Wissenswertes
Die Sommerfrische der Schafe
Jeden Juni kommen rund 4000 Schafe aus dem Südtiroler Schnalstal in zwei großen Zügen über die Jöcher der Ötztaler Alpen auf die saftigen Hochweiden von Vent im Ötztal, und das schon seit 6000 Jahren. Ihr Oberhirte gibt Einblicke ins sommerliche Herden- und Hirtenleben zwischen Niedertal und Rofental.
Mühsam ist der Aufstieg zu den Sommerweiden.

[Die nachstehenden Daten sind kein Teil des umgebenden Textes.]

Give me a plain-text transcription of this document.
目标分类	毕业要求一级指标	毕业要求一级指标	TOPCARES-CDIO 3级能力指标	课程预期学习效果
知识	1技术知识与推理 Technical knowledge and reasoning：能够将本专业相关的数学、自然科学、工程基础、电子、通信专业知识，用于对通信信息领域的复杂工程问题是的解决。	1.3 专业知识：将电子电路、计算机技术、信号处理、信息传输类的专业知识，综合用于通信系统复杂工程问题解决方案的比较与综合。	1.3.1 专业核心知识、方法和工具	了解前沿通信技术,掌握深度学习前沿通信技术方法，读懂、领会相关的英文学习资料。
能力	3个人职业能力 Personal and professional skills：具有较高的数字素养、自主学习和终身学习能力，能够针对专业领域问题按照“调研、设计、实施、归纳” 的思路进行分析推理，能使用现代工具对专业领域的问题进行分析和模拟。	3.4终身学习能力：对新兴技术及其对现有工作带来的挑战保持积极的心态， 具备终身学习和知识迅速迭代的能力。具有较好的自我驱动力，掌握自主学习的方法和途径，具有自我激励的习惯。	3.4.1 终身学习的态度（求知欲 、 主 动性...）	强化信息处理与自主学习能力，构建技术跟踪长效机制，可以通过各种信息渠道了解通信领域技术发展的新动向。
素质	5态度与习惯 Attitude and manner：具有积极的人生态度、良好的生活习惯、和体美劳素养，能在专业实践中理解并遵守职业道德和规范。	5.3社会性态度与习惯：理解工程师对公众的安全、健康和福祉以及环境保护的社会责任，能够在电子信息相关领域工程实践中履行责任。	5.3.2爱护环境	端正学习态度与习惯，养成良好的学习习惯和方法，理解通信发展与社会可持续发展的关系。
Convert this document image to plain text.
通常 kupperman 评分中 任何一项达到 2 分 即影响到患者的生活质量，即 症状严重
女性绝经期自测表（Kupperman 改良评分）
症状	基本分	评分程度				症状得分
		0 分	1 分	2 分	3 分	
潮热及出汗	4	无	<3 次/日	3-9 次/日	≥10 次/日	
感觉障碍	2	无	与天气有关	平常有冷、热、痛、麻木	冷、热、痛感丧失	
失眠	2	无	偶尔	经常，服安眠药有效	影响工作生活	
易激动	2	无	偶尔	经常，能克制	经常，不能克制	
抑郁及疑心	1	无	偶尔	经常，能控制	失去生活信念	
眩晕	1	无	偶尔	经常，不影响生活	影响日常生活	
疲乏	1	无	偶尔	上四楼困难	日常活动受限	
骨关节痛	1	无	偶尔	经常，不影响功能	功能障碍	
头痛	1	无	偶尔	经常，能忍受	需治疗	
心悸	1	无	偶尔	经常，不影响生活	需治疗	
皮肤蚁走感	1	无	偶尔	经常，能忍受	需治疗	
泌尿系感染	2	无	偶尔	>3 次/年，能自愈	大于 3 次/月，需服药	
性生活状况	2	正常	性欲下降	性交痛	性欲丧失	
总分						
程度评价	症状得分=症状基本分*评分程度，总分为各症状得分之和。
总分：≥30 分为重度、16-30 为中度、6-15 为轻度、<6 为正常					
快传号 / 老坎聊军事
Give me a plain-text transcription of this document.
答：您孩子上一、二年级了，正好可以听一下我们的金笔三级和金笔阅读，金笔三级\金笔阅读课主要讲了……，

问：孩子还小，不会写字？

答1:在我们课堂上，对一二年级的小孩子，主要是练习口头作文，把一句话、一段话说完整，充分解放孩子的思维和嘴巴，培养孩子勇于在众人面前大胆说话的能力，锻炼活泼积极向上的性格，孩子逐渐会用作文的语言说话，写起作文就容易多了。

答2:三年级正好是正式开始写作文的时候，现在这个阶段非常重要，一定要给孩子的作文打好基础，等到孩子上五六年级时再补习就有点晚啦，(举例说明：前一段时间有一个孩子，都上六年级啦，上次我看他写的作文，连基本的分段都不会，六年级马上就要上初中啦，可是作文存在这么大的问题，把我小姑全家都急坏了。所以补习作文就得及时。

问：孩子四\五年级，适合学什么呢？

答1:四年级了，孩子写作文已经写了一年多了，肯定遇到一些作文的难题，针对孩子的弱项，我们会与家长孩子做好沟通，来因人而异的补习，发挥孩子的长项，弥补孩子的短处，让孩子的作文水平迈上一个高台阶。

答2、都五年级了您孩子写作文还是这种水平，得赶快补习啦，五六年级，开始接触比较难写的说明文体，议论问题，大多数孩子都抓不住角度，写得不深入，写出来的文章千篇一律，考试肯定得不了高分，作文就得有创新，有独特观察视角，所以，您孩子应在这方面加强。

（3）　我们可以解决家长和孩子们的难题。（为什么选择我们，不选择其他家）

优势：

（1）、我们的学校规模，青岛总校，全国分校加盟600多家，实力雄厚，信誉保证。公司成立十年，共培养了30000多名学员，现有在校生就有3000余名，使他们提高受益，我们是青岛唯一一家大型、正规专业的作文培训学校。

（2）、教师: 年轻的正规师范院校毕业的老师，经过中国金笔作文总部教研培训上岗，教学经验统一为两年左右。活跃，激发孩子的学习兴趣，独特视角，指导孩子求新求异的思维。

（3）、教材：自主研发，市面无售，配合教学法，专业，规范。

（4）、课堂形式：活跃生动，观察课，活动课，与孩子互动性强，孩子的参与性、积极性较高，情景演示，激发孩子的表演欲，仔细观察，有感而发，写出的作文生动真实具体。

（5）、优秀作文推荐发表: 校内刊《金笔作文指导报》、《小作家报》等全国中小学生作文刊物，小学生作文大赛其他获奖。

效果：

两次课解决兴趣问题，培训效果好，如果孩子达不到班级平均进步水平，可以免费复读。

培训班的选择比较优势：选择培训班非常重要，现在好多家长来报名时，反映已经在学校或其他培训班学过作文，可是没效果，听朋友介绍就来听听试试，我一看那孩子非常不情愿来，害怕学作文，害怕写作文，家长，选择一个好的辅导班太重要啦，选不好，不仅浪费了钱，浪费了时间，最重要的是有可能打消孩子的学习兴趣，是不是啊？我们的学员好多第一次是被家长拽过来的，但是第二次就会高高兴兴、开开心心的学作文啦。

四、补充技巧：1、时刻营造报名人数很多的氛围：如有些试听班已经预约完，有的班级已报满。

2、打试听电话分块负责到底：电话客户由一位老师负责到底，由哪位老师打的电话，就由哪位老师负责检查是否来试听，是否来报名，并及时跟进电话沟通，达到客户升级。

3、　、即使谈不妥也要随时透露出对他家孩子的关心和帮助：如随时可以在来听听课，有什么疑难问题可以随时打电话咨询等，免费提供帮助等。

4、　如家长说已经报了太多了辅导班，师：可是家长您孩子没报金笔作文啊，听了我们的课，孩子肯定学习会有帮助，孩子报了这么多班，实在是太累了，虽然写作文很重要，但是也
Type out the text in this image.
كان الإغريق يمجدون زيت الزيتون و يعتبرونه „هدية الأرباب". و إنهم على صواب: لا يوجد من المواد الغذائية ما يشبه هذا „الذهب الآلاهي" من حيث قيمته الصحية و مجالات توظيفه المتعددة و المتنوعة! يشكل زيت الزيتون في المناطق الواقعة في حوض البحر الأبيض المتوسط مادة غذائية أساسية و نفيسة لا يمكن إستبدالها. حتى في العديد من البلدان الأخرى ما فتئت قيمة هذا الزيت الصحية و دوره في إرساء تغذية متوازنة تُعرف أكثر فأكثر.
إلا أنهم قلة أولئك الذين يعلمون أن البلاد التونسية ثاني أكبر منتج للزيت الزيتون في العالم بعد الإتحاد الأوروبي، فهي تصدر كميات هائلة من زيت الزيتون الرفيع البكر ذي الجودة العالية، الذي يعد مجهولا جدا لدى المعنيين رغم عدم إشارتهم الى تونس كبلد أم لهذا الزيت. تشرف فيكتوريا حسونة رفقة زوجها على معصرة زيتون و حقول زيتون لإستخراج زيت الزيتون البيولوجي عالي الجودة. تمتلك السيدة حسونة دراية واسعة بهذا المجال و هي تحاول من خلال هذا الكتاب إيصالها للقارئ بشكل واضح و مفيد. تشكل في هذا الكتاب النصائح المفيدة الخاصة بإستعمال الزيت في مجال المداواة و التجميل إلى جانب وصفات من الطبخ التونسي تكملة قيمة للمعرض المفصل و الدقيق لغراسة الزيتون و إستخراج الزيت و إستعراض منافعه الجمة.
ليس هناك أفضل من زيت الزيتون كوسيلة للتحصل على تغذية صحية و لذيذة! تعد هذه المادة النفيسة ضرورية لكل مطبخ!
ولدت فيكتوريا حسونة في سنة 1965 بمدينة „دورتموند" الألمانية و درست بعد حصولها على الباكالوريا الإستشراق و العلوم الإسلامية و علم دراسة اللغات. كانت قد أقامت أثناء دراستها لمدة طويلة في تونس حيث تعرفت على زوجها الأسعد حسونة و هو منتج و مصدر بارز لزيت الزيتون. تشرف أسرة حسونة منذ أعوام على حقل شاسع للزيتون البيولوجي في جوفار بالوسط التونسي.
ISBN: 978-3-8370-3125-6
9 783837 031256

© Dagmar Gehm / Ötztal Tourismus
Schafwandern durch alle Wetter
Gefährlich steile Serpentinen entlang schroffer Abhänge. Das Gletschereis des Similaunfernes. Das alles müssen 2000 Südtiroler Schafe mit Elmar Horrer als Chefhirten überwinden, wenn sie jeden Juni von Vernagt im Schnalstal aus aufbrechen zu den saftigen Ötztaler Sommerweiden im Nordtiroler Niedertal bei Vent.
Die Alpenüberquerung im Frühsommer ist viel härter und dauert länger als die Heimkehr im September. Elmar und seine Helfer müssen Schneeschaufeln, manchmal sogar Spuren trampeln, damit die Tiere vorankommen.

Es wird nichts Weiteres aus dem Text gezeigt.